Now it’s clear that the group is trying to establish itself inside Russia. Earlier this month, the Russian security service – the FSB – said it had that killed two ISIS-K operatives in the region of Kaluga who were planning an attack on a Moscow synagogue.

Jadoon told CNN that “geographic proximity, the inclusion of Central Asian fighters within its ranks, and its determined regional and global propaganda strategy indicates that IS-K likely played a role in this attack, possibly by deploying its own affiliated militants or by providing financial support or training to the perpetrators.”

Fitton-Brown regards Russia as extremely vulnerable to further attacks, with its security services preoccupied by Ukraine and a vast pool of migrant workers from central Asia, at least some of whom have likely been radicalized. All those arrested since the Crocus City attack are Tajik.

Several previous ISIS-inspired or claimed attacks in Russia have involved Tajik, Uzbek or Kyrgyz nationals. In 2017 an Uzbek national carried out a suicide bombing on the St Petersburg metro, killing 15.

Russia’s vulnerability may be heightened by easy travel from Turkey. Turkish security sources confirmed to CNN that two of the alleged Crocus City attackers spent time in Istanbul before flying back to Russia at the beginning of March, a factor that Fitton-Brown regards as “highly significant” given the presence of Tajik migrant workers in Turkey. One Tajik national, Shamil Hukumatov, who according to the UN was one of the group’s “most active propagandists and high-ranking recruiters,” was arrested in Turkey last year.

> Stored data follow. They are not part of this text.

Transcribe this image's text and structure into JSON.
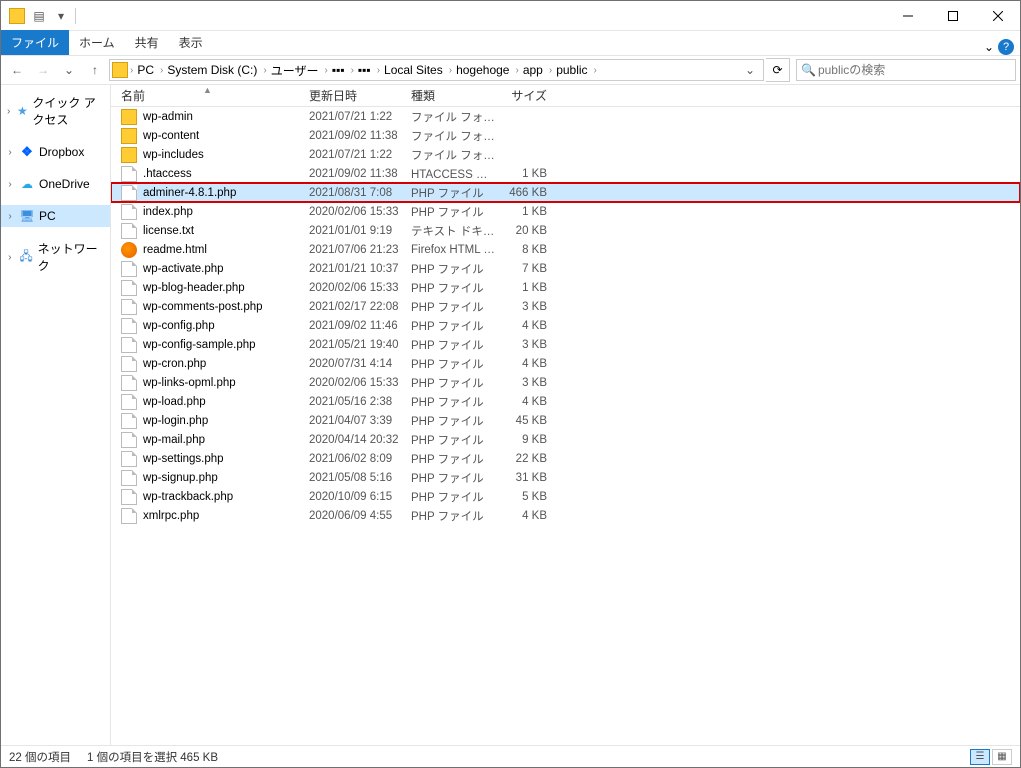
{
  "titlebar": {
    "qat_chevron": "▾"
  },
  "ribbon": {
    "file": "ファイル",
    "home": "ホーム",
    "share": "共有",
    "view": "表示",
    "expand": "⌄"
  },
  "nav": {
    "back": "←",
    "forward": "→",
    "recent": "⌄",
    "up": "↑",
    "dropdown": "⌄",
    "refresh": "⟳"
  },
  "breadcrumb": [
    {
      "label": "PC"
    },
    {
      "label": "System Disk (C:)"
    },
    {
      "label": "ユーザー"
    },
    {
      "label": "▪▪▪"
    },
    {
      "label": "▪▪▪"
    },
    {
      "label": "Local Sites"
    },
    {
      "label": "hogehoge"
    },
    {
      "label": "app"
    },
    {
      "label": "public"
    }
  ],
  "search": {
    "placeholder": "publicの検索"
  },
  "sidebar": {
    "quick_access": "クイック アクセス",
    "dropbox": "Dropbox",
    "onedrive": "OneDrive",
    "pc": "PC",
    "network": "ネットワーク"
  },
  "columns": {
    "name": "名前",
    "date": "更新日時",
    "type": "種類",
    "size": "サイズ"
  },
  "files": [
    {
      "icon": "folder",
      "name": "wp-admin",
      "date": "2021/07/21 1:22",
      "type": "ファイル フォルダー",
      "size": ""
    },
    {
      "icon": "folder",
      "name": "wp-content",
      "date": "2021/09/02 11:38",
      "type": "ファイル フォルダー",
      "size": ""
    },
    {
      "icon": "folder",
      "name": "wp-includes",
      "date": "2021/07/21 1:22",
      "type": "ファイル フォルダー",
      "size": ""
    },
    {
      "icon": "file",
      "name": ".htaccess",
      "date": "2021/09/02 11:38",
      "type": "HTACCESS ファイル",
      "size": "1 KB"
    },
    {
      "icon": "file",
      "name": "adminer-4.8.1.php",
      "date": "2021/08/31 7:08",
      "type": "PHP ファイル",
      "size": "466 KB",
      "highlight": true
    },
    {
      "icon": "file",
      "name": "index.php",
      "date": "2020/02/06 15:33",
      "type": "PHP ファイル",
      "size": "1 KB"
    },
    {
      "icon": "file",
      "name": "license.txt",
      "date": "2021/01/01 9:19",
      "type": "テキスト ドキュメント",
      "size": "20 KB"
    },
    {
      "icon": "firefox",
      "name": "readme.html",
      "date": "2021/07/06 21:23",
      "type": "Firefox HTML Docum...",
      "size": "8 KB"
    },
    {
      "icon": "file",
      "name": "wp-activate.php",
      "date": "2021/01/21 10:37",
      "type": "PHP ファイル",
      "size": "7 KB"
    },
    {
      "icon": "file",
      "name": "wp-blog-header.php",
      "date": "2020/02/06 15:33",
      "type": "PHP ファイル",
      "size": "1 KB"
    },
    {
      "icon": "file",
      "name": "wp-comments-post.php",
      "date": "2021/02/17 22:08",
      "type": "PHP ファイル",
      "size": "3 KB"
    },
    {
      "icon": "file",
      "name": "wp-config.php",
      "date": "2021/09/02 11:46",
      "type": "PHP ファイル",
      "size": "4 KB"
    },
    {
      "icon": "file",
      "name": "wp-config-sample.php",
      "date": "2021/05/21 19:40",
      "type": "PHP ファイル",
      "size": "3 KB"
    },
    {
      "icon": "file",
      "name": "wp-cron.php",
      "date": "2020/07/31 4:14",
      "type": "PHP ファイル",
      "size": "4 KB"
    },
    {
      "icon": "file",
      "name": "wp-links-opml.php",
      "date": "2020/02/06 15:33",
      "type": "PHP ファイル",
      "size": "3 KB"
    },
    {
      "icon": "file",
      "name": "wp-load.php",
      "date": "2021/05/16 2:38",
      "type": "PHP ファイル",
      "size": "4 KB"
    },
    {
      "icon": "file",
      "name": "wp-login.php",
      "date": "2021/04/07 3:39",
      "type": "PHP ファイル",
      "size": "45 KB"
    },
    {
      "icon": "file",
      "name": "wp-mail.php",
      "date": "2020/04/14 20:32",
      "type": "PHP ファイル",
      "size": "9 KB"
    },
    {
      "icon": "file",
      "name": "wp-settings.php",
      "date": "2021/06/02 8:09",
      "type": "PHP ファイル",
      "size": "22 KB"
    },
    {
      "icon": "file",
      "name": "wp-signup.php",
      "date": "2021/05/08 5:16",
      "type": "PHP ファイル",
      "size": "31 KB"
    },
    {
      "icon": "file",
      "name": "wp-trackback.php",
      "date": "2020/10/09 6:15",
      "type": "PHP ファイル",
      "size": "5 KB"
    },
    {
      "icon": "file",
      "name": "xmlrpc.php",
      "date": "2020/06/09 4:55",
      "type": "PHP ファイル",
      "size": "4 KB"
    }
  ],
  "status": {
    "count": "22 個の項目",
    "selection": "1 個の項目を選択 465 KB"
  }
}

The attitude of the Russian government, both pre- and post- the Moscow attack, may not help it confront the threat. After the US warned in early March of the possibility of terror attacks at “large gatherings in Moscow, to include concerts,” Putin lambasted “provocative statements by a number of official Western structures…All this resembles blatant blackmail and an intention to sow fear and destabilize our society.”

Schindler at the Counter Extremism Project said that even if the FSB were aware of such plots, protective deployment of security forces at concerts would have smacked of contradicting the Kremlin - and would therefore have been unwise.

After the attack, Putin said it was carried out “by the hands of radical Islamists,” but was sponsored elsewhere, suggesting Ukraine had been involved, something strenuously denied by Kyiv and Washington. And according to the director of the FSB, Alexander Bortnikov, three countries were behind the terrorist attack: the US, UK and Ukraine.

The narrative from Moscow is that even if ISIS-K or individuals inspired by it step up their campaign in Russia, they’ll be seen as puppets of darker forces. That may distort intelligence-gathering.

For ISIS-K, the Moscow attack is a coup. Rita Katz, executive director of SITE Intelligence, said: “ISIS’ global support rests in no small part on its image as a capable organization, and this devastating massacre in Russia will only feed into that image.”